No restraining order issued over Georgetown crude oil pump station


Highlights

A judge refused to issue a temporary restraining order preventing the City Council from a rezoning vote.

The lawsuit is still pending against the city of Georgetown over proposed crude oil pump station.

A judge refused to issue a temporary restraining order that would have prevented the Georgetown City Council from voting Tuesday night on a rezoning request for a crude oil pump station.

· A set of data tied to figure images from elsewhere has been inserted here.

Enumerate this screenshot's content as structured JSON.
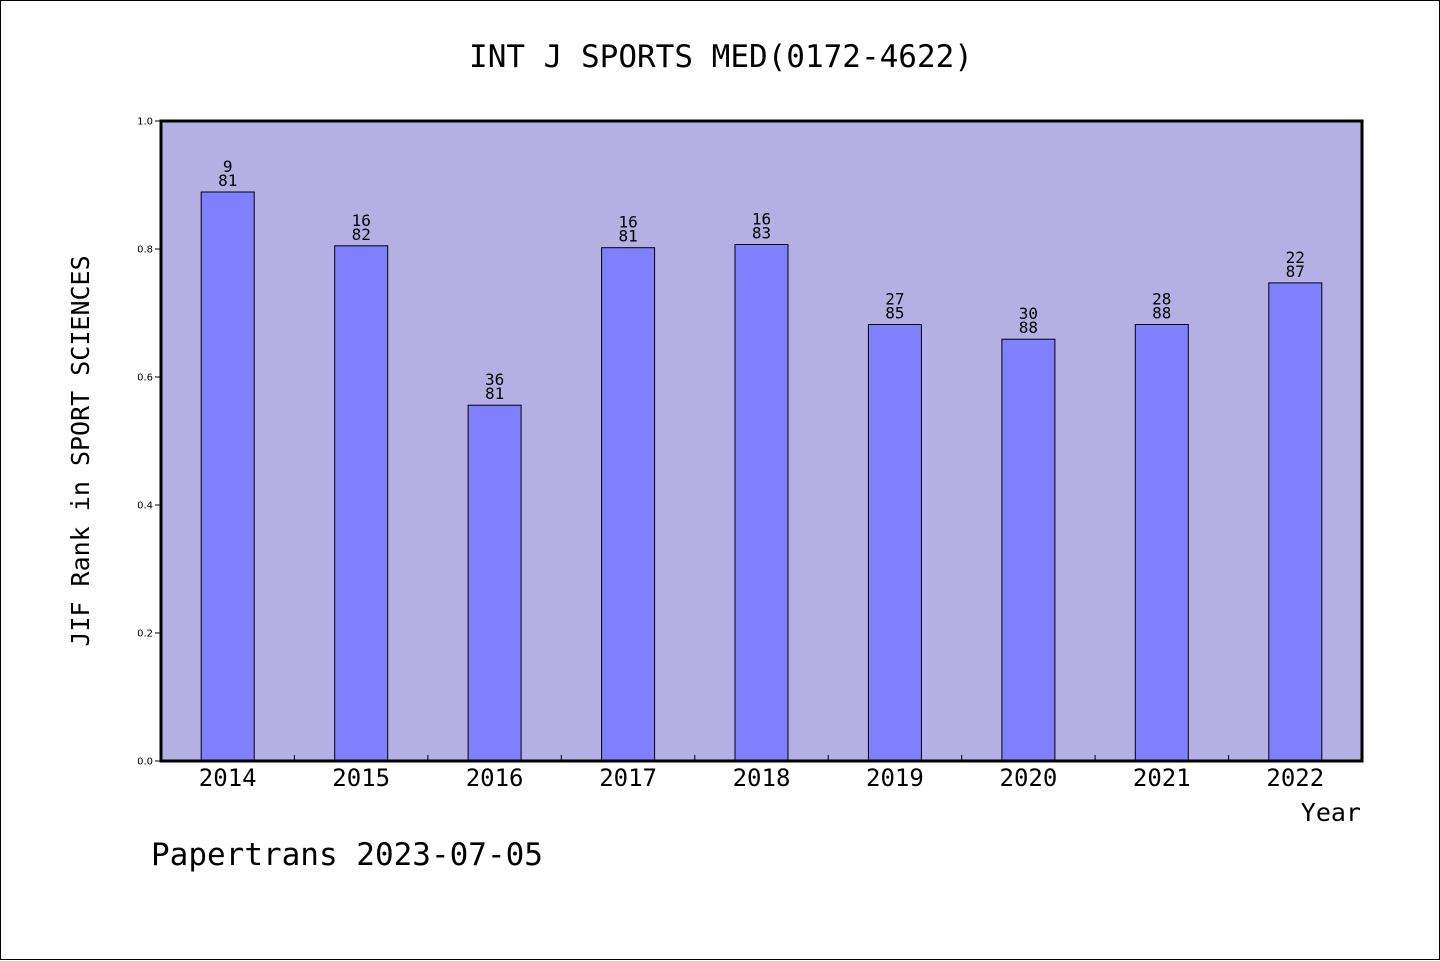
{
  "colors": {
    "plot_background": "#b5b0e3",
    "bar_fill": "#8080ff",
    "bar_stroke": "#000000",
    "frame": "#000000"
  },
  "footer": {
    "text": "Papertrans 2023-07-05"
  },
  "chart_data": {
    "type": "bar",
    "title": "INT J SPORTS MED(0172-4622)",
    "xlabel": "Year",
    "ylabel": "JIF Rank in SPORT SCIENCES",
    "ylim": [
      0,
      1.0
    ],
    "yticks": [
      "0.0",
      "0.2",
      "0.4",
      "0.6",
      "0.8",
      "1.0"
    ],
    "grid": false,
    "categories": [
      "2014",
      "2015",
      "2016",
      "2017",
      "2018",
      "2019",
      "2020",
      "2021",
      "2022"
    ],
    "values": [
      0.889,
      0.805,
      0.556,
      0.802,
      0.807,
      0.682,
      0.659,
      0.682,
      0.747
    ],
    "labels": [
      {
        "rank": "9",
        "total": "81"
      },
      {
        "rank": "16",
        "total": "82"
      },
      {
        "rank": "36",
        "total": "81"
      },
      {
        "rank": "16",
        "total": "81"
      },
      {
        "rank": "16",
        "total": "83"
      },
      {
        "rank": "27",
        "total": "85"
      },
      {
        "rank": "30",
        "total": "88"
      },
      {
        "rank": "28",
        "total": "88"
      },
      {
        "rank": "22",
        "total": "87"
      }
    ]
  }
}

Georgetown resident Dr. Jeffrey Miller filed a lawsuit against the city Friday asking for a restraining order until his appeal to the Georgetown Zoning Board of Adjustment was resolved. The appeal says city Planning Director Sofia Nelson misinterpreted the definition of utility services allowed for business park zoning to include a crude oil pump station.

District Judge Ryan Larson refused to issue the temporary restraining order Tuesday morning.

Miller’s lawyer, Brett Miller, who is also his son, said the lawsuit against the city is still pending. The lawsuit says the pump station severely limits Jeffrey Miller’s access to his 10-acre cattle ranch property, which Miller can only get to through land owned by the pipeline company.

The Georgetown City Council approved a request in its initial vote Dec. 13 to change the zoning of 10 acres owned by Enterprise Products on Rabbit Hill Road from agricultural to business park. The company wants to build the pump station for the yet-to-be-built Enterprise crude oil pipeline, proposed to run from Midland to Sealy.